CHICAGO (AP) — Officials across the country curtailed many elements of American life to fight the coronavirus outbreak on Sunday, with health officials recommending that groups of 50 or more don’t get together and a government expert saying a 14-day national shutdown may be needed.
Governors were closing restaurants, bars, and schools as the nation sank deeper into chaos over the crisis. Travelers returning home from overseas trips were stuck in line for hours at major airports for screenings, causing them to be crammed into just the kind of crowded spaces that public health officials have been urging people to avoid.
In a sign of the impending economic gloom on the horizon, the Federal Reserve slashed its benchmark interest rate to near zero. President Donald Trump sought to calm a jittery nation by declaring that the government has “tremendous control” over the situation and urging people to stop the panic buying of grocery staples that has depleted the shelves of stores around the country. Gun stores started seeing a similar run on weapons and ammunition as the panic intensified.

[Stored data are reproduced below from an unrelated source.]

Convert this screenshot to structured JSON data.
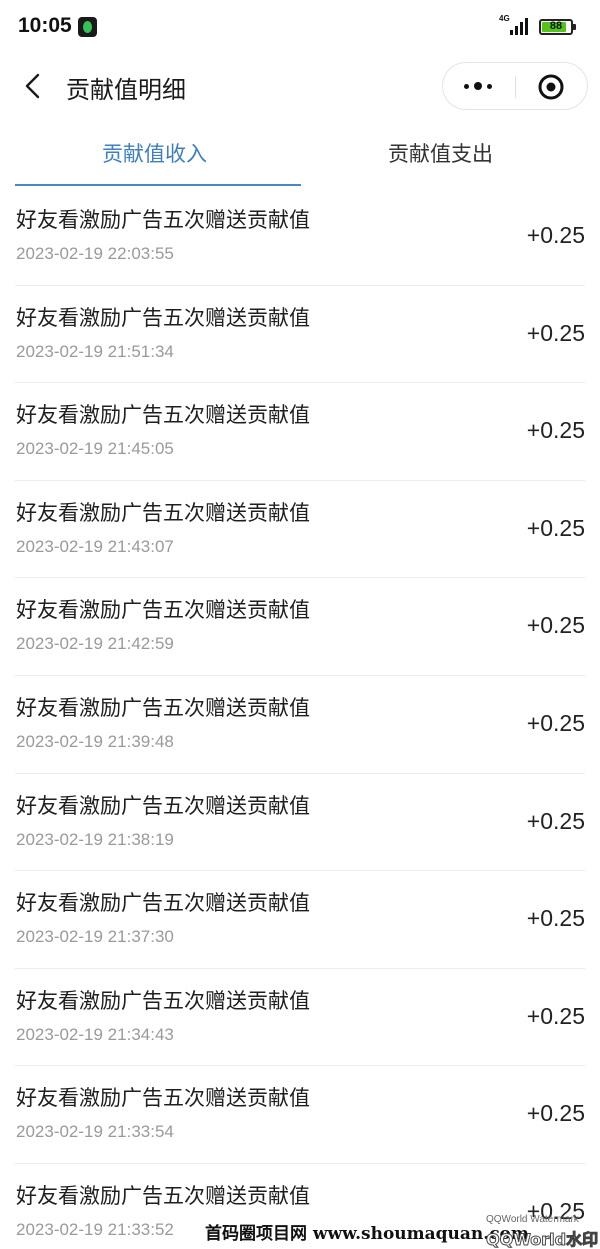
{
  "status_bar": {
    "time": "10:05",
    "network": "4G",
    "battery": "88",
    "battery_level_percent": 88,
    "battery_color": "#52c41a"
  },
  "nav": {
    "title": "贡献值明细",
    "back_icon": "chevron-left-icon",
    "more_icon": "more-dots-icon",
    "close_icon": "target-circle-icon"
  },
  "tabs": [
    {
      "label": "贡献值收入",
      "active": true
    },
    {
      "label": "贡献值支出",
      "active": false
    }
  ],
  "accent_color": "#3d7fbf",
  "records": [
    {
      "name": "好友看激励广告五次赠送贡献值",
      "time": "2023-02-19 22:03:55",
      "amount": "+0.25"
    },
    {
      "name": "好友看激励广告五次赠送贡献值",
      "time": "2023-02-19 21:51:34",
      "amount": "+0.25"
    },
    {
      "name": "好友看激励广告五次赠送贡献值",
      "time": "2023-02-19 21:45:05",
      "amount": "+0.25"
    },
    {
      "name": "好友看激励广告五次赠送贡献值",
      "time": "2023-02-19 21:43:07",
      "amount": "+0.25"
    },
    {
      "name": "好友看激励广告五次赠送贡献值",
      "time": "2023-02-19 21:42:59",
      "amount": "+0.25"
    },
    {
      "name": "好友看激励广告五次赠送贡献值",
      "time": "2023-02-19 21:39:48",
      "amount": "+0.25"
    },
    {
      "name": "好友看激励广告五次赠送贡献值",
      "time": "2023-02-19 21:38:19",
      "amount": "+0.25"
    },
    {
      "name": "好友看激励广告五次赠送贡献值",
      "time": "2023-02-19 21:37:30",
      "amount": "+0.25"
    },
    {
      "name": "好友看激励广告五次赠送贡献值",
      "time": "2023-02-19 21:34:43",
      "amount": "+0.25"
    },
    {
      "name": "好友看激励广告五次赠送贡献值",
      "time": "2023-02-19 21:33:54",
      "amount": "+0.25"
    },
    {
      "name": "好友看激励广告五次赠送贡献值",
      "time": "2023-02-19 21:33:52",
      "amount": "+0.25"
    }
  ],
  "watermark": {
    "main": "首码圈项目网 www.shoumaquan.com",
    "qq_small": "QQWorld Watermark",
    "qq": "QQWorld水印"
  }
}
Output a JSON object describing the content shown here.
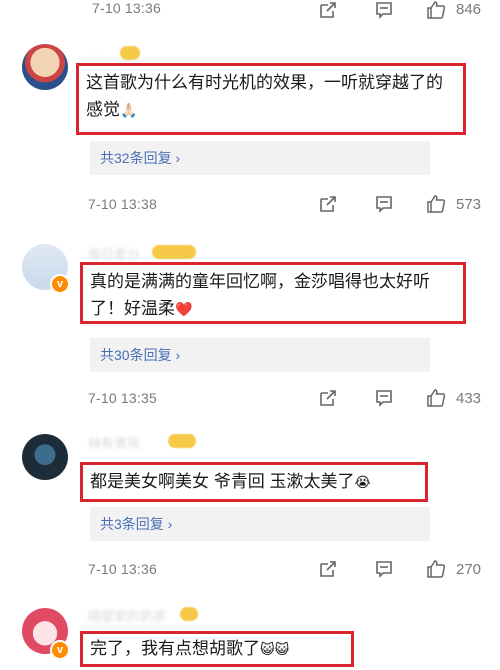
{
  "comments": [
    {
      "time": "7-10 13:36",
      "likes": "846"
    },
    {
      "author": "···",
      "text": "这首歌为什么有时光机的效果，一听就穿越了的感觉",
      "emoji": "🙏🏻",
      "replies": "共32条回复",
      "time": "7-10 13:38",
      "likes": "573"
    },
    {
      "author": "每日爱分",
      "text": "真的是满满的童年回忆啊，金莎唱得也太好听了！好温柔",
      "emoji": "❤️",
      "replies": "共30条回复",
      "time": "7-10 13:35",
      "likes": "433"
    },
    {
      "author": "林有青风",
      "text": "都是美女啊美女 爷青回 玉漱太美了",
      "emoji": "😭",
      "replies": "共3条回复",
      "time": "7-10 13:36",
      "likes": "270"
    },
    {
      "author": "隔壁家的奶茶",
      "text": "完了，我有点想胡歌了",
      "emoji": "😺😺"
    }
  ],
  "icons": {
    "share": "share-icon",
    "comment": "comment-icon",
    "like": "thumbs-up-icon",
    "chevron": "chevron-right-icon",
    "verified": "verified-badge"
  },
  "colors": {
    "highlight": "#d9252d",
    "link": "#4a6fb5",
    "meta": "#7a7a7a"
  }
}
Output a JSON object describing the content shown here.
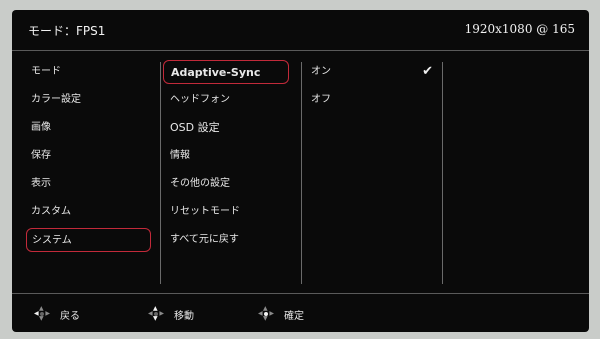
{
  "header": {
    "mode": "モード：FPS1",
    "resolution": "1920x1080 @ 165"
  },
  "main_menu": [
    {
      "label": "モード"
    },
    {
      "label": "カラー設定"
    },
    {
      "label": "画像"
    },
    {
      "label": "保存"
    },
    {
      "label": "表示"
    },
    {
      "label": "カスタム"
    },
    {
      "label": "システム",
      "selected": true
    }
  ],
  "sub_menu": [
    {
      "label": "Adaptive-Sync",
      "selected": true
    },
    {
      "label": "ヘッドフォン"
    },
    {
      "label": "OSD 設定"
    },
    {
      "label": "情報"
    },
    {
      "label": "その他の設定"
    },
    {
      "label": "リセットモード"
    },
    {
      "label": "すべて元に戻す"
    }
  ],
  "options": [
    {
      "label": "オン",
      "checked": true
    },
    {
      "label": "オフ",
      "checked": false
    }
  ],
  "footer": {
    "back_label": "戻る",
    "move_label": "移動",
    "confirm_label": "確定"
  },
  "colors": {
    "background": "#0a0a0a",
    "selection_border": "#c22a3a",
    "text": "#e8e8e8"
  },
  "icons": {
    "check": "checkmark-icon",
    "back": "dpad-left-icon",
    "move": "dpad-updown-icon",
    "confirm": "dpad-center-icon"
  }
}
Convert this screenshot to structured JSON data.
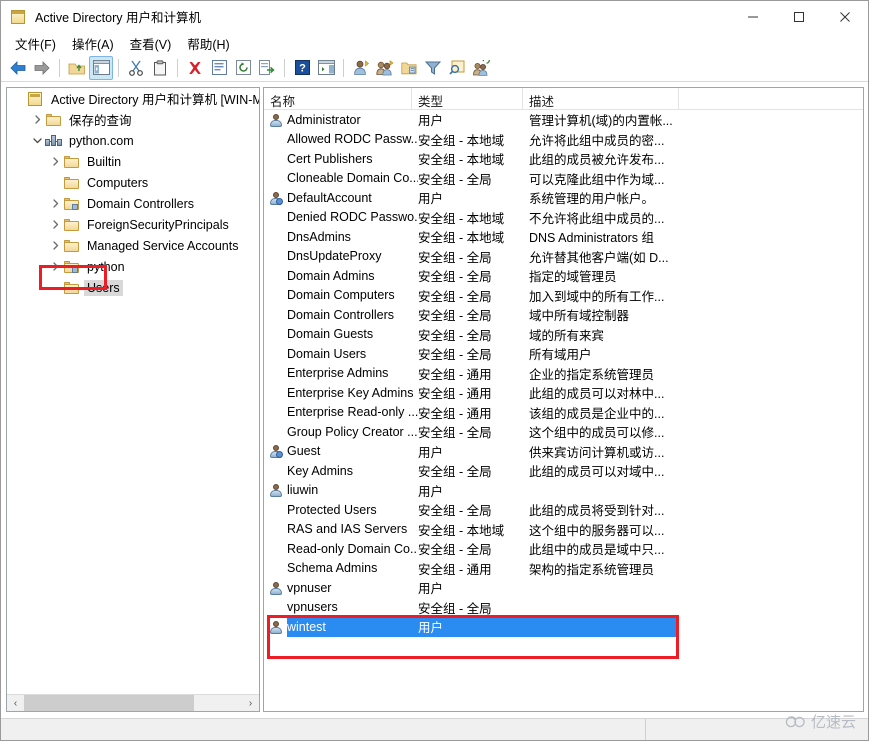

As Americans struggled to come to terms with how to change their daily habits, the Centers for Disease Control and Prevention issued a dramatic recommendation: Because large events can fuel the spread of the disease, it said gatherings of 50 people or more should be canceled or postponed throughout the country. It added that, at any event, proper precautions should be taken, including making sure people are washing their hands and not getting too close.
But in a sign of the difficulty of striking the right balance, the statement from the CDC also said the recommendation does not apply to “the day to day operation of organizations such as schools, institutes of higher learning, or businesses.”
“I think Americans should be prepared that they are going to have to hunker down significantly more than we as a country are doing,” said Fauci, a member of the White House task force on combating the spread of coronavirus. He heads the National Institute of Allergy and Infectious Diseases at the National Institutes of Health.
There is no indication Trump is considering such a move.
The worldwide outbreak has sickened more than 162,000 people and left more than 6,000 dead, with thousands of new cases confirmed each day. The death toll in the United States climbed to 64, while infections passed 3,200.